Mitzi, a empregada do bar da União dos Escritores que o Partido achou que não estava à altura da Escola de Literatura, acabou por publicar um livro, com as histórias para crianças que a avó lhe contava. “Nunca tive jeito para inventar nada, mas tenho boa memória”, confidencia a Sérgio Penegaru quando o visita na prisão. Na cena 18, depois de oferecer o livro ao Poeta, partilha connosco uma dessas histórias.
A poucos dias da estreia do espectáculo, convidámos Ana Biscaia para ilustrar o conto. Eis o resultado, que em conjunto vos oferecemos:
Era uma vez, num país que não tinha nome, um rei de de baixa estatura, que também não tinha nome. E o rei, como era baixinho, não suportava que os seus súbditos fossem maiores do que ele. Então, quando o rei passeava pelas ruas, as pessoas tinham de andar nas valetas, pois assim o rei parecia maior.

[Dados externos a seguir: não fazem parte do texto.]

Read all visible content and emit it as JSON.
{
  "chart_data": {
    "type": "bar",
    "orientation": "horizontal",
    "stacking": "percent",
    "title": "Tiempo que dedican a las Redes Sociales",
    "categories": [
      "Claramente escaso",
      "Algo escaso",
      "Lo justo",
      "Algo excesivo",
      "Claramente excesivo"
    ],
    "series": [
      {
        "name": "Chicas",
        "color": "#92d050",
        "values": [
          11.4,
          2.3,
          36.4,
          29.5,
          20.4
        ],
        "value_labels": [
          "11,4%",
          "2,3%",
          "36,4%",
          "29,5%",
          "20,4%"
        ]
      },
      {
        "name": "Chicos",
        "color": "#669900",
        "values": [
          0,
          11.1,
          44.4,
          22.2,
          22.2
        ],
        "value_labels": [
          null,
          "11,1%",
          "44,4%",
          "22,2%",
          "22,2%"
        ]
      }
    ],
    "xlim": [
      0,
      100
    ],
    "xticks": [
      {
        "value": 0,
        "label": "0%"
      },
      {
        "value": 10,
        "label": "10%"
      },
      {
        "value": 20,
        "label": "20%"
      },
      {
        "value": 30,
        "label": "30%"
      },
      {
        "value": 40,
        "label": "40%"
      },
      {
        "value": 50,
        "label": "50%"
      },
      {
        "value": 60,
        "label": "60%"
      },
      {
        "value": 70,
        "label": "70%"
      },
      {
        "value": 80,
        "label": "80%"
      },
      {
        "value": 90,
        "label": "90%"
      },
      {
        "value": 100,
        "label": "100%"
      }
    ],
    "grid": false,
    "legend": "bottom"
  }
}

Mas o problema é que o rei estava a diminuir. Todos os dias diminuía um milímetro. Não era muito, mas era aborrecido. E o povo da cidade era obrigado a cavar valetas ainda mais profundas ao longo das ruas para poder andar sem se fazer decapitar.
Até que o rei se tornou muito, muito pequeno e as valetas muito, muito fundas. Quando o rei passeava pela cidade, ele praticamente não via os seus súbditos, já completamente engolidos pela profundidade dos canais. Assim, ele era feliz. Como já não podia comparar o seu tamanho com o dos seus súbditos, já não percebia até que ponto tinha ficado minúsculo. Assim diminuto, um dia uma gota de chuva caiu por acaso exatamente sobre a cabeça do rei e esmagou-a. O rei deixou de existir, mas os habitantes da cidade continuaram a viver em valetas profundas. Porquê, não saberia dizer-te, minha criança.